Dressed in the nicest outfit that you could find in your suitcase, you arrive at the posh restaurant that promises a view of the harbor that could sweep you off your feet. You wait patiently, second in queue behind the couple whispering sweet nothings to each other. The host greets you with a warm smile, his eyes momentarily searching for a dining companion. Within a fraction of a second so brief, you’d miss it if you didn’t have previous experience noticing it, he looks at you and you hear yourself say with practiced ease, “Table for one, please.”
If this scenario sounds like one that you can’t imagine pulling off with ‘practiced ease,’ then you’re not alone. The social awkwardness of dining alone is a very real concern for those who’re planning their first solo trip or moving to a new city. If you’ve never travelled alone or lived by yourself, chances are that you’ve probably never dined alone at a nice restaurant, especially if you’re a woman. While most people today are comfortable about spending alone time at cafés, working on their laptops or reading, dining alone continues to be a worrying concept for many. Women can be self-conscious about looking lonely at restaurants where they imagine they might be surrounded by couples.
Modern society places too much emphasis on appearances to the point that you aren’t always able to separate yourself from other people’s perception of you. If you’ve never experienced it because you’re uncomfortable with the idea of looking lonely or like ‘someone with no friends’, your thought process is distinctly different from that of others who are comfortable with dining alone.
Ask someone who’s used to dining alone and they’ll tell you something that is almost always true- No one else cares. The people who complain of or fear awkwardness are usually the ones looking around at romancing couples or happy families with a sense of self-pity. Of course, it’s usually hard to accept that you’re really not important, at least not enough to warrant other guests at the restaurants to spend any time thinking about you to perceive you as lonely.
Many people feel comfortable about dining by themselves at cafés or restaurants where it’s easier to look busy or engrossed in an activity besides dining such as writing, reading or texting. But there’s no reason to deny yourself a meal at the kind of restaurant that couples or families go to, just because you’re alone. If there’s a place with a fantastic view, must try food or unique décor that you’d like to try in a new city or town, then not having someone to go with is a sorry excuse.

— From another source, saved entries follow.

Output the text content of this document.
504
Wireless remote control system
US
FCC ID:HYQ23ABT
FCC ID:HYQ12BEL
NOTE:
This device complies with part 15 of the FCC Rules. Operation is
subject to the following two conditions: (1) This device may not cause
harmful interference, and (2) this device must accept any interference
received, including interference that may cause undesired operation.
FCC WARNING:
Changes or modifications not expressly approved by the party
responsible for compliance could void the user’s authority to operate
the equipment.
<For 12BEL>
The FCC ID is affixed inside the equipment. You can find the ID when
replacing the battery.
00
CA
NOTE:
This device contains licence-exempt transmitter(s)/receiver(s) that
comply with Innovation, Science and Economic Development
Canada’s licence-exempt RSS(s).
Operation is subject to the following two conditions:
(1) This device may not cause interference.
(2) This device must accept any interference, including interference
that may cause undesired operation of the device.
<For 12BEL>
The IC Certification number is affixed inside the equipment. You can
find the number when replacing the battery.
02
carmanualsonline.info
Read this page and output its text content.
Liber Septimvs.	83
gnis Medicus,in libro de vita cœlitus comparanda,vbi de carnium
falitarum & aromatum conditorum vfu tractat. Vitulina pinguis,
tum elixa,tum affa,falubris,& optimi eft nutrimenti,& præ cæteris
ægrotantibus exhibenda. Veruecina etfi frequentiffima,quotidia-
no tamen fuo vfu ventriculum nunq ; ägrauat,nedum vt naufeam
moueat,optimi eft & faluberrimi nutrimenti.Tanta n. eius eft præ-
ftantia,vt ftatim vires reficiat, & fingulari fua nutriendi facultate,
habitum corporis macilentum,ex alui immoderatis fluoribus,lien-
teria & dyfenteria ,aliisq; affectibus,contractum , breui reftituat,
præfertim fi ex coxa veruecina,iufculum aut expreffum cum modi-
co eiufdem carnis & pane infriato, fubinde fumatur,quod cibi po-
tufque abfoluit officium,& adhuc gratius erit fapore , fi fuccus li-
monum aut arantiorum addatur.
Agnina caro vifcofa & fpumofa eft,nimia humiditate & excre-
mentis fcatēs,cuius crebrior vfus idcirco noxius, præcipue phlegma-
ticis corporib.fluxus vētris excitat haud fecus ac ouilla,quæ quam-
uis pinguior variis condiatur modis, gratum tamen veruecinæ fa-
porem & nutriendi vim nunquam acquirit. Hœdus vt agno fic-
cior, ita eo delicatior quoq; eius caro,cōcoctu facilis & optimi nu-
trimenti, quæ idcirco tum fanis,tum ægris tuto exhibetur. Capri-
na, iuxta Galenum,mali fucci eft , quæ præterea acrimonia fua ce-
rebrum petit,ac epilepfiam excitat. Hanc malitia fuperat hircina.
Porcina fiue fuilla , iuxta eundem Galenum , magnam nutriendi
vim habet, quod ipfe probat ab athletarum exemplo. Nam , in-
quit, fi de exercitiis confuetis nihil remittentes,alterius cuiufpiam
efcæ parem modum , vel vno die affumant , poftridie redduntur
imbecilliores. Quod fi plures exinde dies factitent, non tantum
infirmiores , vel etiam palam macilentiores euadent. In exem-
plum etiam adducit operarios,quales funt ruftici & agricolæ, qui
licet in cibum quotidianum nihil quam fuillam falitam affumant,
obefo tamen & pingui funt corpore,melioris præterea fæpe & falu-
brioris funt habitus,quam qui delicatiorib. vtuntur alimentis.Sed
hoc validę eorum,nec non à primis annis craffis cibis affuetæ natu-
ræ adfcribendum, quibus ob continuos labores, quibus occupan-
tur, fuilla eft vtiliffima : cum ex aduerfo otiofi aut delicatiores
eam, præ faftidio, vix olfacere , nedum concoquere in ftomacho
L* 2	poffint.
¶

So what does a solo diner do, besides eat? There are as many replacements for a conversation with a companion as there are types of people who like to dine solo. Some people like to read while others like to soak in the ambience or people watch. Still others talk of how much more they’re able to focus on the meal itself, appreciating everything from the presentation and aroma to the subtle flavors that they’d otherwise miss when distracted by conversation. The need to learn how to focus on what you’re doing in the present moment is highly underrated in times when every action from drinking a glass of water to walking home is constantly interrupted by a tweet or an update.
For such people, the state of mind when they’re dining by themselves is the same as when they’re dining with someone, with no sign of insecurity about being perceived as a loser. Most restaurant staff will treat you the same as though you were dining with a companion and why shouldn’t they- after all, dining alone is nothing more than just a matter of choice.
Society is slowly beginning to understand the concept of the need to disconnect from any kind of social interaction, whether it’s personal or digital, in a world that’s over-connected. For years, introverts have been the only ones to truly understand this need, seeking replenishment from ‘me time’. Today, even people who don’t identify themselves as introverts are learning to enjoy the many benefits of dining alone. From not having to plan your meal around someone else’s schedule, or your choice of food around a companion’s preference to being able to use your mealtime doing exactly as you please such as read or just enjoy your meal and maybe, a glass of wine, there are many joys of dining alone.
The next time you pass by that restaurant you’ve been wanting to try, leave your anxiety at the door and walk in. Remember that the conversations around you will never be about you because you’re far less important to other diners than their own stories.